Homelessness rights advocates lauded what they say is tantamount to a show of support from the DOJ.

“It’s super exciting,” said Shahera Hyatt, the director of the California Youth Homelessness Project. “What it does is it gives legitimacy at the local level to the voices that are already there against the criminalization of homelessness.”

For advocates for the homeless, the statement feels like their version of the Supreme Court marriage equality decision, Hyatt said.

The National Law Center on Homelessness and Poverty (NLCHP), which helped file the civil rights suit countered Boise's position on the statement, arguing the shelters available are inadequate and incapable of accommodating the needs of people with mental illness, a common problem among homeless people.  

The DOJ’s recommendation comes as part of a larger federal push against the criminalization of homelessness, said Eric Tars, a senior attorney with the NLCHP, which helped file a civil rights lawsuit against the Boise and its police department, urging leaders to scrap the ordinance.

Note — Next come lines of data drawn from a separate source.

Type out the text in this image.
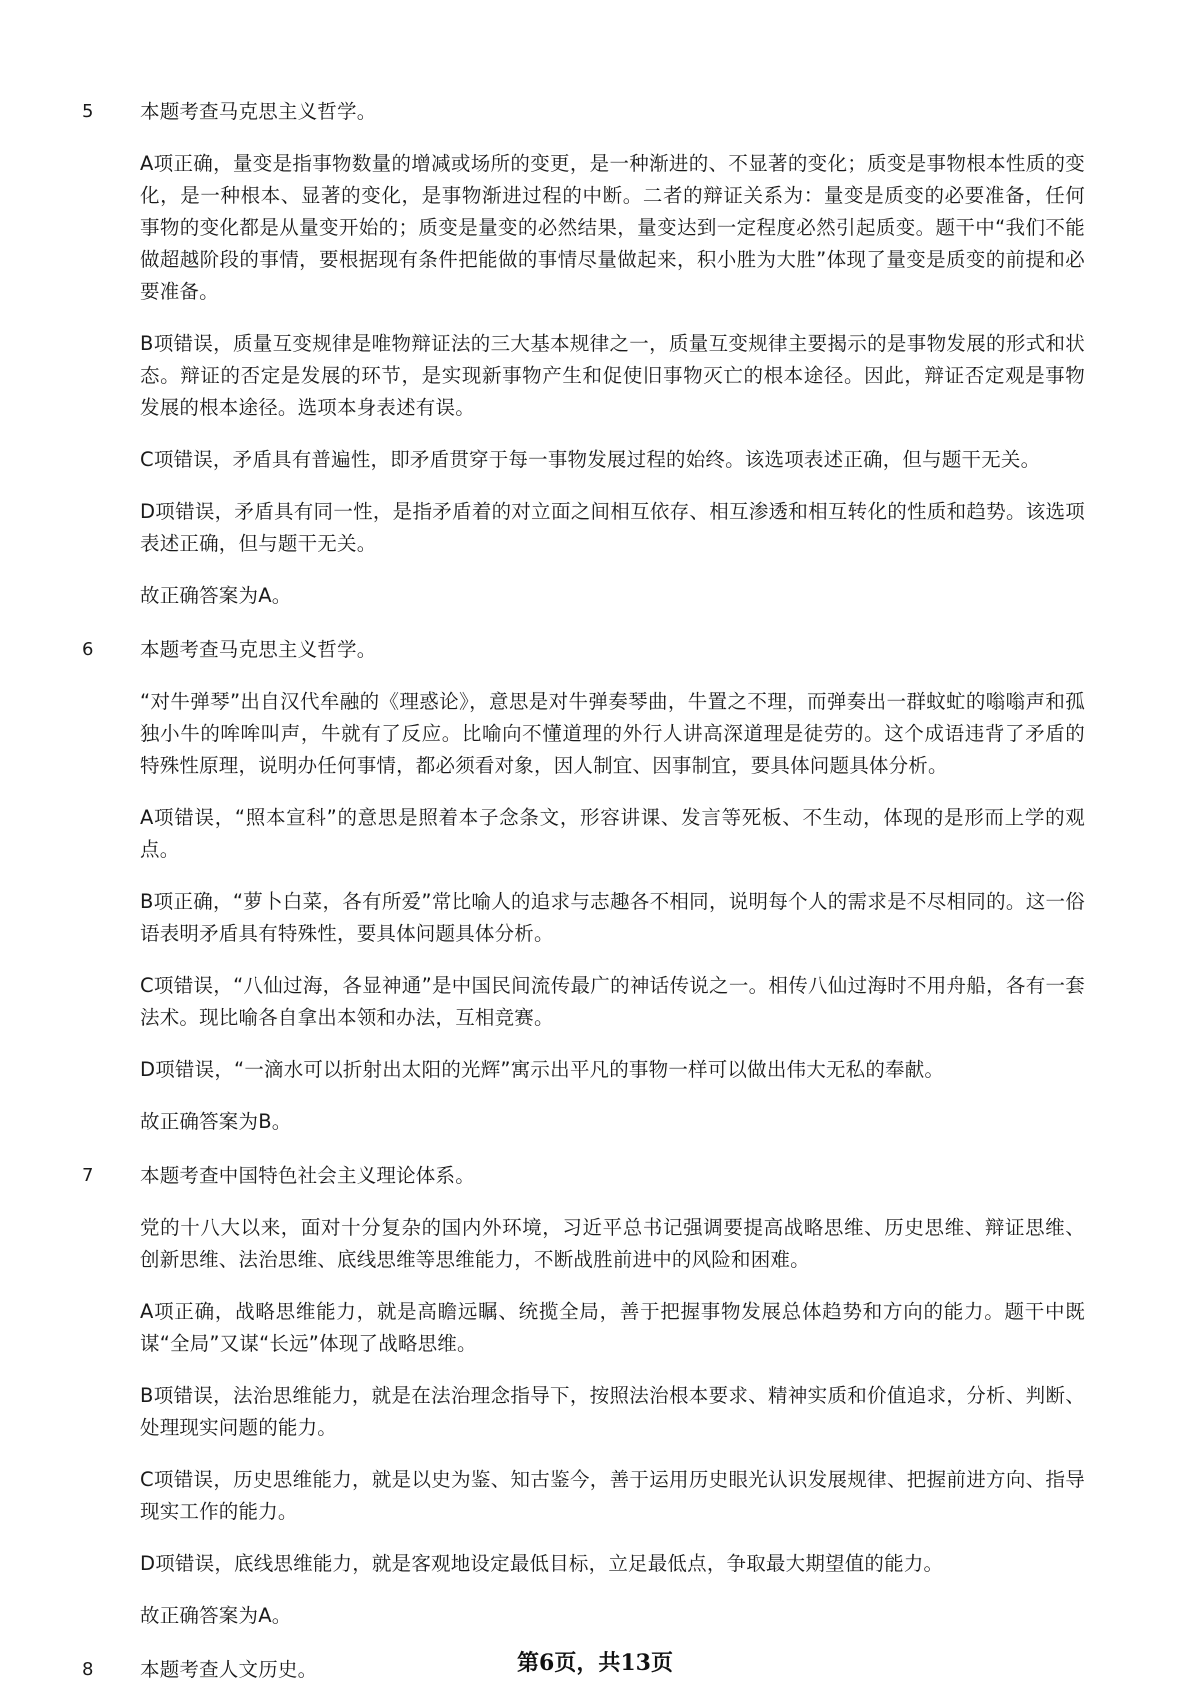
5 本题考查马克思主义哲学。

A项正确，量变是指事物数量的增减或场所的变更，是一种渐进的、不显著的变化；质变是事物根本性质的变化，是一种根本、显著的变化，是事物渐进过程的中断。二者的辩证关系为：量变是质变的必要准备，任何事物的变化都是从量变开始的；质变是量变的必然结果，量变达到一定程度必然引起质变。题干中“我们不能做超越阶段的事情，要根据现有条件把能做的事情尽量做起来，积小胜为大胜”体现了量变是质变的前提和必要准备。

B项错误，质量互变规律是唯物辩证法的三大基本规律之一，质量互变规律主要揭示的是事物发展的形式和状态。辩证的否定是发展的环节，是实现新事物产生和促使旧事物灭亡的根本途径。因此，辩证否定观是事物发展的根本途径。选项本身表述有误。

C项错误，矛盾具有普遍性，即矛盾贯穿于每一事物发展过程的始终。该选项表述正确，但与题干无关。

D项错误，矛盾具有同一性，是指矛盾着的对立面之间相互依存、相互渗透和相互转化的性质和趋势。该选项表述正确，但与题干无关。

故正确答案为A。

6 本题考查马克思主义哲学。

“对牛弹琴”出自汉代牟融的《理惑论》，意思是对牛弹奏琴曲，牛置之不理，而弹奏出一群蚊虻的嗡嗡声和孤独小牛的哞哞叫声，牛就有了反应。比喻向不懂道理的外行人讲高深道理是徒劳的。这个成语违背了矛盾的特殊性原理，说明办任何事情，都必须看对象，因人制宜、因事制宜，要具体问题具体分析。

A项错误，“照本宣科”的意思是照着本子念条文，形容讲课、发言等死板、不生动，体现的是形而上学的观点。

B项正确，“萝卜白菜，各有所爱”常比喻人的追求与志趣各不相同，说明每个人的需求是不尽相同的。这一俗语表明矛盾具有特殊性，要具体问题具体分析。

C项错误，“八仙过海，各显神通”是中国民间流传最广的神话传说之一。相传八仙过海时不用舟船，各有一套法术。现比喻各自拿出本领和办法，互相竞赛。

D项错误，“一滴水可以折射出太阳的光辉”寓示出平凡的事物一样可以做出伟大无私的奉献。

故正确答案为B。

7 本题考查中国特色社会主义理论体系。

党的十八大以来，面对十分复杂的国内外环境，习近平总书记强调要提高战略思维、历史思维、辩证思维、创新思维、法治思维、底线思维等思维能力，不断战胜前进中的风险和困难。

A项正确，战略思维能力，就是高瞻远瞩、统揽全局，善于把握事物发展总体趋势和方向的能力。题干中既谋“全局”又谋“长远”体现了战略思维。

B项错误，法治思维能力，就是在法治理念指导下，按照法治根本要求、精神实质和价值追求，分析、判断、处理现实问题的能力。

C项错误，历史思维能力，就是以史为鉴、知古鉴今，善于运用历史眼光认识发展规律、把握前进方向、指导现实工作的能力。

D项错误，底线思维能力，就是客观地设定最低目标，立足最低点，争取最大期望值的能力。

故正确答案为A。

8 本题考查人文历史。	第6页，共13页
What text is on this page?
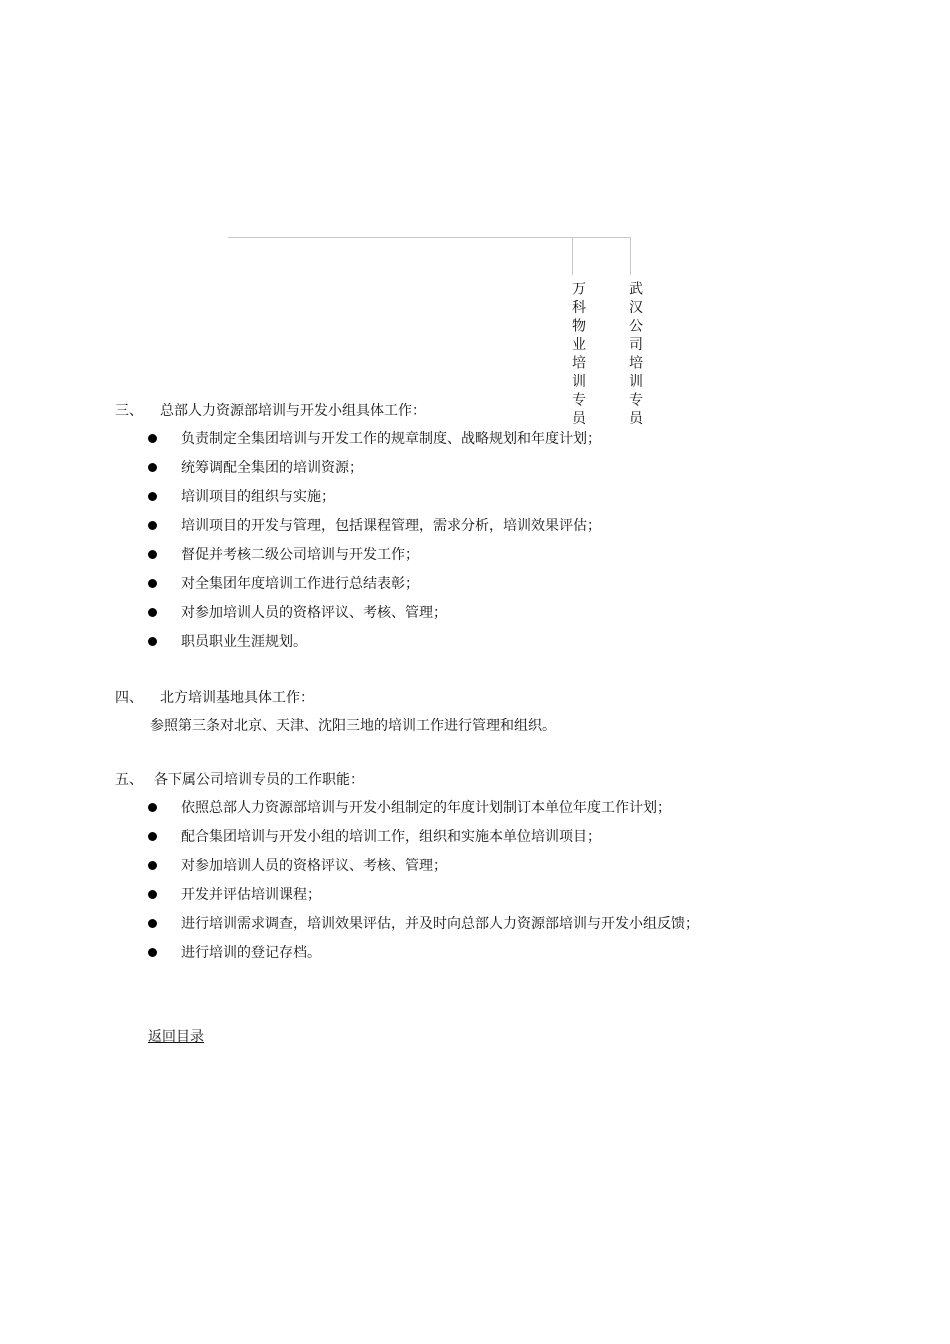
万科物业培训专员	武汉公司培训专员
三、 总部人力资源部培训与开发小组具体工作：
负责制定全集团培训与开发工作的规章制度、战略规划和年度计划；
统筹调配全集团的培训资源；
培训项目的组织与实施；
培训项目的开发与管理，包括课程管理，需求分析，培训效果评估；
督促并考核二级公司培训与开发工作；
对全集团年度培训工作进行总结表彰；
对参加培训人员的资格评议、考核、管理；
职员职业生涯规划。
四、 北方培训基地具体工作：
参照第三条对北京、天津、沈阳三地的培训工作进行管理和组织。
五、 各下属公司培训专员的工作职能：
依照总部人力资源部培训与开发小组制定的年度计划制订本单位年度工作计划；
配合集团培训与开发小组的培训工作，组织和实施本单位培训项目；
对参加培训人员的资格评议、考核、管理；
开发并评估培训课程；
进行培训需求调查，培训效果评估，并及时向总部人力资源部培训与开发小组反馈；
进行培训的登记存档。
返回目录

Since 2012, the U.S. Interagency Council on Homelessness, a federal and private-sector effort to reduce homelessness, has urged cities and states to build housing and provide services for the homeless rather than using the criminal justice system to criminalize people living on the street. The council argues that providing housing is a less expensive and more effective solution.

“Most homeless people aren’t criminals,” Tars told Al Jazeera “It’s only the laws that criminalize their acts of survival that make them into that.”